The elements of the Nigrodha tree are “branches and leaves planted in soil, root and trunk growing up from branches and leaves.” Zanning used the root, branches and leaves of the Nigrodha tree as a metaphor to illustrate the relationship between Buddhism and the cultures of China and India. He discussed the commonalities and differences quite profoundly. The words of Zanning made me think of the experience of Xuanzang in India. Xuanzang went to India with the objective of learning Buddhism from the Great Masters of India, but at the same time he contributed greatly to the development of religion and culture in India. Xuanzang studied the text of Yogācārabhumī from Śilāditya at Nālandā. Moreover, he travelled far and wide in India and acquired vast knowledge.

In Nālandā, Xuanzang wrote Huizong Lun (Integrating the Doctrines of Two Schools) and Po Ejian Lun (Refuting the Fallacy) in Sanskrit. While the former reflects on the fusion of the Mādhyamika and Yogācāra School of Mahāyāna Buddhism and expounded Xuanzangs personal views on the subject, the latter argues in favor of the theory of Mahāyāna and received considerable appreciation from Indian scholar monks. Śilāditya (Harṣavardhan), the Indian king at the time, held the highest esteem for Xuanzang’s moral character and knowledge. When he organized a mass assembly at his capital of Kanyākubja (present day Kannauj), he invited Xuanzang to be the key speaker. He also invited twenty Kings and more than four thousand Buddhist Monks from across India, in addition to more than two thousand disciples of other religions participating in the assembly. Xuanzang presented a paper at the assembly with arguments that no one could refute for eighteen days. Therefore, the monks of Mahāyāna Buddhism dubbed Xuanzang “Mahādeva.” The monks of the Hīnayāna faith named Xuanzang “Mokṣadeva.” Xuanzang was the only Chinese monk to go to India and earn the title of “Deva” for his scholarship.

Over the course of two millennia of interaction between China and India, many instances of “roots” and “branches” can be found as well as examples of “branches” changing into “roots” and vice versa. In Sanskrit, some words like Cīnī (sugar), Cīnaja (steel), Cīnaputra (pear), Cīnanī (peach) are all related to China. Using Zanning’s metaphor, the cultural interaction between India and China could be described as a big “Nigrodha’ tree, the roots crisscrossing, with luxuriant foliage, and emitting vitality even today. Actually, both Chinese and India people are living under the same big tree.
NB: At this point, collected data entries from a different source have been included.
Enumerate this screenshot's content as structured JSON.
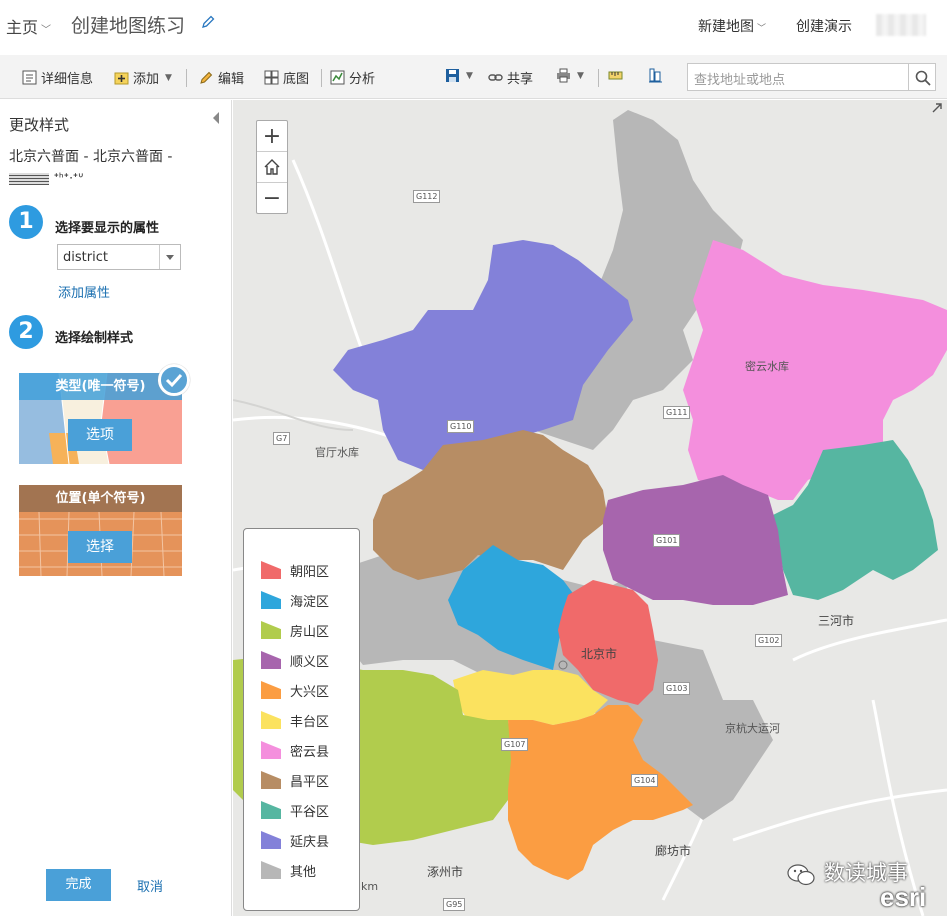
{
  "header": {
    "home_label": "主页",
    "map_title": "创建地图练习",
    "new_map_label": "新建地图",
    "create_presentation_label": "创建演示"
  },
  "toolbar": {
    "details_label": "详细信息",
    "add_label": "添加",
    "edit_label": "编辑",
    "basemap_label": "底图",
    "analysis_label": "分析",
    "share_label": "共享",
    "search_placeholder": "查找地址或地点"
  },
  "panel": {
    "title": "更改样式",
    "layer_name": "北京六普面 - 北京六普面 -",
    "layer_name_suffix": "ᐩᑋᐩᐧᐩᐡ",
    "step1": {
      "num": "1",
      "label": "选择要显示的属性"
    },
    "attribute_value": "district",
    "add_attribute_label": "添加属性",
    "step2": {
      "num": "2",
      "label": "选择绘制样式"
    },
    "style_types": [
      {
        "title": "类型(唯一符号)",
        "button": "选项",
        "selected": true
      },
      {
        "title": "位置(单个符号)",
        "button": "选择",
        "selected": false
      }
    ],
    "done_label": "完成",
    "cancel_label": "取消"
  },
  "map": {
    "zoom_in": "+",
    "zoom_out": "−",
    "places": {
      "guanting": "官厅水库",
      "miyun": "密云水库",
      "beijing": "北京市",
      "sanhe": "三河市",
      "langfang": "廊坊市",
      "zhuozhou": "涿州市",
      "jinghang": "京杭大运河",
      "km": "km"
    },
    "roads": {
      "g112": "G112",
      "g7": "G7",
      "g111": "G111",
      "g110": "G110",
      "g101": "G101",
      "g102": "G102",
      "g103": "G103",
      "g104": "G104",
      "g107": "G107",
      "g95": "G95"
    },
    "legend": [
      {
        "label": "朝阳区",
        "color": "#f06a6a"
      },
      {
        "label": "海淀区",
        "color": "#2ea6dc"
      },
      {
        "label": "房山区",
        "color": "#b1cc4d"
      },
      {
        "label": "顺义区",
        "color": "#a765ad"
      },
      {
        "label": "大兴区",
        "color": "#fb9d42"
      },
      {
        "label": "丰台区",
        "color": "#fbe25f"
      },
      {
        "label": "密云县",
        "color": "#f48fdd"
      },
      {
        "label": "昌平区",
        "color": "#b78d64"
      },
      {
        "label": "平谷区",
        "color": "#56b6a1"
      },
      {
        "label": "延庆县",
        "color": "#8381d9"
      },
      {
        "label": "其他",
        "color": "#b7b7b7"
      }
    ]
  },
  "watermark": {
    "text": "数读城事",
    "brand": "esri"
  }
}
In China, the ancient scholars had a great debate on world peace and harmony just before the Warring States period (475-221 BC). However, the people at that time had limited sense about the world and its scope. Subsequently, China and India came into direct contact with each other. As far as Chinese people were concerned, the scope of the world gradually widened, especially after frequent contacts with India were established. China and India coexisted peacefully until modern times. For two thousand years, China and India avoided the unceasing conflict that has plagued many regions in favor of peace and friendship as the main theme of relations between the peoples of China and India. The pursuit of peace and harmony globally has always been the goal of the peoples of the two countries.

Today, peace and tranquility are hard to come by in many places around the world. Discordance and tension are all around. Fortunately, in Asia, classical common understanding between Chinese and Indian people has been strengthened of late. Peaceful coexistence, friendly contacts, mutual learning and common development are all that is needed. Today, if India and China can handle their affairs well, almost a third of world affairs will have been managed properly. So, what is preventing the people of India and China and peace-loving people around the world from making joint efforts to set such an example?

I believe that all friends in China and India hold unanimous consensus on this point. In this new century, let the ‘Nigrodha’ tree of Sino-India friendship develop deep roots and luscious leaves. Under the big tree, China and India can come together and make a historic contribution to world peace.